5. Go on roadtrip adventures. With Chris, to run the Celebrate Life Half Marathon in Rock Hill, NY. With Alison and Bob, to run past waterfalls and through hail and to eat breakfast at the Ithaca Bakery. With Steven, to spectate at Muddy Sneaker and to cheer/tree climb in a Tigger costume. With the Eagans and Valones to Letchworth for running and rafting. With Alison, Bob, Steven, Mark and Todd to run Thom B. Trail Run in Hammond Hill State Forest (and sadly, to experience the thuds heard 'round the Gus). To Albany for solo adventures in Mike Doughty Living Room concert-going and to Saratoga Springs to hang out with Alison and Bob in their lake house rental. With Laura and Alison, to the Adirondacks for a ladies-who-adventure mountain climbing, cake eating birthday weekend.
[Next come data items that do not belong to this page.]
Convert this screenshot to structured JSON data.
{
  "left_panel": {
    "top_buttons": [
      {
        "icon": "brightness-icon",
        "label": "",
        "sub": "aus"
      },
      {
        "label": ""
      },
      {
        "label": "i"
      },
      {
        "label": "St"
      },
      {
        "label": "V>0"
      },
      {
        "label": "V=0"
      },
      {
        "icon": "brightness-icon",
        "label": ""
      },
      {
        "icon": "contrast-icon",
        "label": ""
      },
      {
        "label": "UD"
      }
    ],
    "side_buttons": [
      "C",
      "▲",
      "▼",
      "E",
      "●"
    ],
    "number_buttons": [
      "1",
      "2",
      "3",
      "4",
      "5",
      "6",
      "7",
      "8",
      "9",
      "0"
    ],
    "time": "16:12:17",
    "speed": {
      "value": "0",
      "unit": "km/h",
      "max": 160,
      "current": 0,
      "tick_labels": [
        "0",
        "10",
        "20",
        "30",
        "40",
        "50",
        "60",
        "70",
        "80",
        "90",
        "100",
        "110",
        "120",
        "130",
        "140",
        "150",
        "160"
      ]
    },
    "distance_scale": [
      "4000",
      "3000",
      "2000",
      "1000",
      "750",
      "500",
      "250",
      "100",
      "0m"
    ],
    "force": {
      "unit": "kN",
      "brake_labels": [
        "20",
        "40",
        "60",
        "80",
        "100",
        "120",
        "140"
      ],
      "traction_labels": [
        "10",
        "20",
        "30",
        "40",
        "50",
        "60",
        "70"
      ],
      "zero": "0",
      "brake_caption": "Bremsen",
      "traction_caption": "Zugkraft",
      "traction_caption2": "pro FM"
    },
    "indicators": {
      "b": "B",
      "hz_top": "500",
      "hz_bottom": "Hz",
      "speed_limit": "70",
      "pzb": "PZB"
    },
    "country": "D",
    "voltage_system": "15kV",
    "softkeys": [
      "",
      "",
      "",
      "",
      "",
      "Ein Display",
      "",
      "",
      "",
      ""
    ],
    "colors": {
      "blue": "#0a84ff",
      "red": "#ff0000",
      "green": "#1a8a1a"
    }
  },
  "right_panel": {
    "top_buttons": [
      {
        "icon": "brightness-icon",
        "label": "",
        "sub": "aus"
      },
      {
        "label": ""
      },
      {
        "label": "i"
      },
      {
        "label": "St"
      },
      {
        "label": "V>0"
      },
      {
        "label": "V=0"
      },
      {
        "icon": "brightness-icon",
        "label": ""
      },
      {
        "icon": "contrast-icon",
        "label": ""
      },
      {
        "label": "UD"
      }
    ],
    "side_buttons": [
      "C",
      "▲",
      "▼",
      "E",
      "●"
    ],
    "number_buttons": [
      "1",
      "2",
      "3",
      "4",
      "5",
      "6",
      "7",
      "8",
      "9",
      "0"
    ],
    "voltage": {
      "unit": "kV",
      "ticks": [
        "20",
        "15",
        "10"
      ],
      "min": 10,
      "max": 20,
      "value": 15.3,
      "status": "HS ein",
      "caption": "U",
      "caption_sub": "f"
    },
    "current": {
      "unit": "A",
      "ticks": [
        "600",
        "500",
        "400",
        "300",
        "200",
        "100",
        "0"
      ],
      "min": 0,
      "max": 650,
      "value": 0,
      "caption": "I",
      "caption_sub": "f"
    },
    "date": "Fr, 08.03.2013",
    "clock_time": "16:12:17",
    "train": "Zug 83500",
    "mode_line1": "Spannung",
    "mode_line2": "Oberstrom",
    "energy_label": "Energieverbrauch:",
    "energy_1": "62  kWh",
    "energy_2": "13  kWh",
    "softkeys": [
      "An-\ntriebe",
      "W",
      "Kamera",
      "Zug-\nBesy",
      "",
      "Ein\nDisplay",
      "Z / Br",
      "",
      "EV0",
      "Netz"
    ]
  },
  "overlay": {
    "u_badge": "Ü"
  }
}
6. Discover the shortest, most toucan-and-awesome-filled running shorts online. Talk about them incessantly until you have formed a whole posse of toucan short-shorts wearing friends. Feel self-conscious about the extreme shortness of these shorts and wish that your ratio of squats done to cookies eaten was much, much higher. Realize that you can spend your time feeling self-conscious or you can spend your time feeling awesome. Go with awesome. Time is short. Wear the short shorts.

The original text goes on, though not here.